Si nous décidons que nous nous affranchissons de cette règle, et cela va bien au-delà des demandes des personnes homosexuelles, si on dit qu’on peut avoir un bébé en demandant du sperme, comment l’Etat va-t-il organiser les choses ? On va faire des banques de sperme ? On va demander une “masturbation citoyenne” aux citoyens de sexe mâle, pour qu’ils puissent donner leur sperme aux femmes? Résultat : marché étatisé, on tombe dans du Orwell. L’état va prendre la main sur des stocks de gamètes, et au lieu de faire des bébés sous la couette, comme ils en ont le plus besoin, on va organiser un marché étatisé de la procréation ! Il faut au moins qu’on respecte la parité homme-femme dans l’engendrement, qui est vraiment la ligne rouge à ne pas franchir sous peine de basculer dans ce grand marché, c’est très “casse-gueule” pour l’humanité.

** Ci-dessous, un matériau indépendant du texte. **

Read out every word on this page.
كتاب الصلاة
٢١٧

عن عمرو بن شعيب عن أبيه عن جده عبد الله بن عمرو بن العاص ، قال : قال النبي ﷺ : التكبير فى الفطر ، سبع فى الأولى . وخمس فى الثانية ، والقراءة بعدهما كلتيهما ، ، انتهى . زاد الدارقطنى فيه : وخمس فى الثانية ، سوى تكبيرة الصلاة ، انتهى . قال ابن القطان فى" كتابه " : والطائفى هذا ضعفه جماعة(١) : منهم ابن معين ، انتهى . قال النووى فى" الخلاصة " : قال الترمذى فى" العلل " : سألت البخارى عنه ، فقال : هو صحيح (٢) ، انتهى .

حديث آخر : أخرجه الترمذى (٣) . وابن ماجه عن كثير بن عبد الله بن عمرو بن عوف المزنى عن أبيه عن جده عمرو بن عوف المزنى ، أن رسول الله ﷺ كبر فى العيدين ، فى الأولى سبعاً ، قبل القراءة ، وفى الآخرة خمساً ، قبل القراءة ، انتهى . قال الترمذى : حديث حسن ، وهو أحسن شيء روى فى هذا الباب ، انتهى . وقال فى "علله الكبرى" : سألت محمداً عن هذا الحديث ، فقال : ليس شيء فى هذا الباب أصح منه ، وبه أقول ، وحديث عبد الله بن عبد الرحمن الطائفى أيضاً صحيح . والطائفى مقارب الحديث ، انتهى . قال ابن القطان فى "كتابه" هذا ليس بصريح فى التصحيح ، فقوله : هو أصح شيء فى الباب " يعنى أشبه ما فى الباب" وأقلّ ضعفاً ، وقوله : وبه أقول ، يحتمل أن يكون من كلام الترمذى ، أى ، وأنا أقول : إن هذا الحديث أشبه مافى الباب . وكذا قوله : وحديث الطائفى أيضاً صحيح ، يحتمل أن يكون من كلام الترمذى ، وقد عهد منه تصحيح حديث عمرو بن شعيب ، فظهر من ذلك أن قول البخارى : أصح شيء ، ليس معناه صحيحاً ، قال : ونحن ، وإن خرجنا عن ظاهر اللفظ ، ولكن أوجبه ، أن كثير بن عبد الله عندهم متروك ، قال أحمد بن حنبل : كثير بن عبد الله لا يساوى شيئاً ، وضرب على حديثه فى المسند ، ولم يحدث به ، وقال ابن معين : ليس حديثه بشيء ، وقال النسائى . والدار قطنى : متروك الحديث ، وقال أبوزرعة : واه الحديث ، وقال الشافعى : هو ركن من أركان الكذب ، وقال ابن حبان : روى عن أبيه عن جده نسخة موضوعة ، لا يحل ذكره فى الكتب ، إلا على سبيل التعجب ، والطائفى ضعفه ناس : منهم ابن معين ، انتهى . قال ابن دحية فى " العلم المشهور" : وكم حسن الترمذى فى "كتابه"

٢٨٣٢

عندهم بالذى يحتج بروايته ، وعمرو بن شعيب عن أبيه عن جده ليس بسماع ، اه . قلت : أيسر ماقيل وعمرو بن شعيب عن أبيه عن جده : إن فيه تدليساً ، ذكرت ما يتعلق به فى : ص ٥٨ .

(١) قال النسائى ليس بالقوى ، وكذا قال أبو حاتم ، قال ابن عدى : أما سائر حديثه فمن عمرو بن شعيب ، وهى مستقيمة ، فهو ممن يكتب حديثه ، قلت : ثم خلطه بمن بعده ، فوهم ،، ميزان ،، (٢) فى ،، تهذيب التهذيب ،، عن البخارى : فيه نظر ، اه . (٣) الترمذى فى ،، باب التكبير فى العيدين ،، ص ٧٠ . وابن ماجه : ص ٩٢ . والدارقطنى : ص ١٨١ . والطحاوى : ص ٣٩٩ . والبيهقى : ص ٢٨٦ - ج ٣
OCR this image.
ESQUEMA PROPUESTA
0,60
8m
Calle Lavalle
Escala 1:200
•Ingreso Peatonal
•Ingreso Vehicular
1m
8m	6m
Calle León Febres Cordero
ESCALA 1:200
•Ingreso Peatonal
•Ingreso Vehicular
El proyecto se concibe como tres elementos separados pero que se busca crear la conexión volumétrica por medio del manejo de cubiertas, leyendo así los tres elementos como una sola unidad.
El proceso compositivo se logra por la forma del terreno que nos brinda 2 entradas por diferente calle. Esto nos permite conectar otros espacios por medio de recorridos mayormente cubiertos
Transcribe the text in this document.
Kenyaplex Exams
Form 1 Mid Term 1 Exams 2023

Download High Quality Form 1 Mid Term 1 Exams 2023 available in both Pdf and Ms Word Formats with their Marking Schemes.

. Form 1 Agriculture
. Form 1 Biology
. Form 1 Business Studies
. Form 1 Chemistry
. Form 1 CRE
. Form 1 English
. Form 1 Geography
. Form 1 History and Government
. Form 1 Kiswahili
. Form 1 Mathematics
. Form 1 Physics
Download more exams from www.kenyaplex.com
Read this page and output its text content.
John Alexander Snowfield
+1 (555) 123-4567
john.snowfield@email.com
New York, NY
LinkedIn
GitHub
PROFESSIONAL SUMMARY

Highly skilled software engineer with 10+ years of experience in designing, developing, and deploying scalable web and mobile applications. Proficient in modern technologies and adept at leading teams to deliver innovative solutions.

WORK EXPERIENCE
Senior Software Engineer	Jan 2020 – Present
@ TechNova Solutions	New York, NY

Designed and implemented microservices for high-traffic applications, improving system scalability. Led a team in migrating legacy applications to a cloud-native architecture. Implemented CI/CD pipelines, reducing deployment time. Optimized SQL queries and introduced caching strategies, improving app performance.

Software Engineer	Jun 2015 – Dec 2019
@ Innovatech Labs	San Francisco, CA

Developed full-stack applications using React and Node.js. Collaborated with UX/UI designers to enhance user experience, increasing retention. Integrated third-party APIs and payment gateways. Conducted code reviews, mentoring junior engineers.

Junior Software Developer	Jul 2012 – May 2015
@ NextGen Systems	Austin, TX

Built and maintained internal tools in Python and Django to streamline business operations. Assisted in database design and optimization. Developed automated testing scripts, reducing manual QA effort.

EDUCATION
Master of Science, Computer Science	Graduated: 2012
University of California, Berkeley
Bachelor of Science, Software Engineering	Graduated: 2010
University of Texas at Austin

La France a des valeurs particulières, c’est le pays des Droits de l’Homme ; elle reconnaît la dignité de la personne. Elle sait lutter contre la prostitution. C’est ce qu’on demande au président Macron : d’affirmer que l’enfant est au cœur de sa politique. Aux Etats-Unis, il y a un marché d’occasion de l’enfant adopté ; si les enfants adoptés ne plaisent pas aux parents, ils peuvent les “refiler” sur internet… C’est quand même incroyable ! En France, c’est différent.

Nous considérons que cette rupture programmée [de la GPA] est en elle-même une injustice, quelles que soient les conditions et le supposé encadrement. L’enfant a besoin d’avoir une unité de la maternité, pas d’une maternité éclatée entre plusieurs femmes. C’est une atteinte grave à l’enfant que de le séparer de sa mère à la naissance. Il a envie de goûter le sein de sa mère ; il a besoin de l’odeur de sa mère : quid de l’allaitement, du peau à peau (parfois pratiqué avec les commanditaires) ? La maternité est un continuum, l’enfant naît dans un écosystème avec des interactions très fortes. Cette séparation est d’une violence inouïe. C’est une grande injustice pour l’enfant.

Attention, l’amour peut être un preneur d’otage ; on peut aimer beaucoup un enfant, s’en occuper très bien, mais si l’enfant n’a pas le droit de contester l’injustice qui lui a été faite, alors c’est une oppression qu’on lui fait subir. Moi j’attends de voir, à l’adolescence, ce que diront les enfants qui ont été privés de leur père ou de leur mère délibérément.